In this Sunday's collect, we will articulate the first part of the story of salvation, and, although the collect hints at "the rest of the story," I think the preacher has some work to do to bring that essential conclusion home to the listener.

Don't miss what we will pray on Sunday: "Almighty God, you know that we have no power in ourselves to help ourselves..." We are powerless. That is the starting point for salvation. Whether Step 1 in the 12-Steps of AA, whether the prayer of desperation uttered by Moses as God's people thirsted in the wilderness in Exodus 17, or whether the confession of the husbandless Samaritan woman at the well in John 4, it all starts when we admit that we are powerless. Think about how revolutionary that is in the twenty-first century of complete and total empowerment. For a century, the do-gooders across the globe have been working to empower people, and the gospel begins with a statement of universal powerlessness. You won't hear that in the self-help aisle. You can't buy that in an organic kale and millet smoothie. You won't get that in the everyone-gets-a-trophy t-ball league. You won't read about that in Joel Osteen's latest book. No one is talking about universal and total powerlessness except evangelical preachers who love talking about how miserably sinful we all are. And that's why it's important for us to preach "the rest of the story."

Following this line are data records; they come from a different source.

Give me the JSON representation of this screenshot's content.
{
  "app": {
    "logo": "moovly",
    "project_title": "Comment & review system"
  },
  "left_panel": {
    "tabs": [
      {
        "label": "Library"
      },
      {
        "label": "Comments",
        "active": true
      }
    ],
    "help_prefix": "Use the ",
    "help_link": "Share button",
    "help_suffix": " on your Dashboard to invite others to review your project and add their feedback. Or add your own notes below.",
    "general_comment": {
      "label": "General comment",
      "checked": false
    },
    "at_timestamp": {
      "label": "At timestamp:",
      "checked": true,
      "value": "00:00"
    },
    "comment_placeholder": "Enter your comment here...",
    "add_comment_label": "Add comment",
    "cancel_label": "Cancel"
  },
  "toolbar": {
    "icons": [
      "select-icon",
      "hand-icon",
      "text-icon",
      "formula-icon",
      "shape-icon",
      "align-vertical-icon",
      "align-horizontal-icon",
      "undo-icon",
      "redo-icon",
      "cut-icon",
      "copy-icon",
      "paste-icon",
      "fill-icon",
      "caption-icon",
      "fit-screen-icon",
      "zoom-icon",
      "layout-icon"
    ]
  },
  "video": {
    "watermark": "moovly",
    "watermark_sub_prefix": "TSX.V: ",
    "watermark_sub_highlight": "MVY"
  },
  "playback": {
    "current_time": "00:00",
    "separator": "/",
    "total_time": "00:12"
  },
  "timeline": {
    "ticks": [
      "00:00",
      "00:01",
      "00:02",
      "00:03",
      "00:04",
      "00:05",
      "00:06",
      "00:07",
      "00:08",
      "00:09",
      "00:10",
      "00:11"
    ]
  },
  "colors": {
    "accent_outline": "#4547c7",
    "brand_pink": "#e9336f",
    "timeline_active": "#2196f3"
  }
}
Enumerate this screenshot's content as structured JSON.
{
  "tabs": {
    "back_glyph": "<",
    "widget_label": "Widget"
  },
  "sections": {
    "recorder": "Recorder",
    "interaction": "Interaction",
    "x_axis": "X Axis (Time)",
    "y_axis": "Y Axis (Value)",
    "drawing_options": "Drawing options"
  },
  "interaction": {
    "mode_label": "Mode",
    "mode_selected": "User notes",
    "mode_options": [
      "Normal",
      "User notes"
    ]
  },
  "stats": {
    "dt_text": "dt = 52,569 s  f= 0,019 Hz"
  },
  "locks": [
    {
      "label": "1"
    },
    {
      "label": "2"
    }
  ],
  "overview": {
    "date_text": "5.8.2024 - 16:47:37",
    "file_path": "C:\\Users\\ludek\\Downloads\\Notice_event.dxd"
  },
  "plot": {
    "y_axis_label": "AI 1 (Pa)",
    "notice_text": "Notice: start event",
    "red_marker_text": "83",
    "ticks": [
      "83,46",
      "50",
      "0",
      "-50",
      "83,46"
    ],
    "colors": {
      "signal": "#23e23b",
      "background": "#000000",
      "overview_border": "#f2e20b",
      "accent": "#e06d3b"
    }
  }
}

I hear that message of "we have no power in ourselves to help ourselves," but I hear it most often from fire-and-brimstone preachers who seem hell-bent on scaring the hell out of their congregations--literally! The only problem is that many of those preachers seem to stop before the get to the second half of the story of salvation, which is that God's love for powerless sinners is universal, unconditional, limitless, and guaranteed in the death and resurrection of Jesus Christ. "You are powerless over sin," the story begins, "but God can and will and already has saved you," the story must conclude. It cannot stop short. It cannot end with, "What are you going to do about it?" Because, if hope is only found when we admit that we are powerless, we cannot then undo that proclamation of powerlessness by placing the burden of action on ourselves. Are you powerless? Yes. What can you do about it? Nothing. That's the definition of powerlessness. Instead, ask what God is going to do about it. Or, better yet, ask what God has already done about it.

We must take our powerlessness to the same absolute limit to which we push God's unconditional love. The only way the gospel of grace makes sense is if we are totally helpless and God's love is completely limitless. We can do nothing, and God cannot not do everything. We are powerless, and God is always and unreservedly efficacious. We do not complete it. We do not choose it. We do not think or pray or believe (as an action on our part) our way into it. God does it all. Even faith itself is a gift. Salvation begins when we surrender, and it is not completed when we pick back up the burden of our own efforts.

Hear the good news of the gospel: you are absolutely, completely, totally powerless when it comes to saving yourself. And that's good news because, although you can't do anything about it, God can and will and has. Don't forget "the rest of the story," which is God's part in the story. Embrace true powerlessness by giving up the idol of faith. It's not even your decision to make. It is already finished.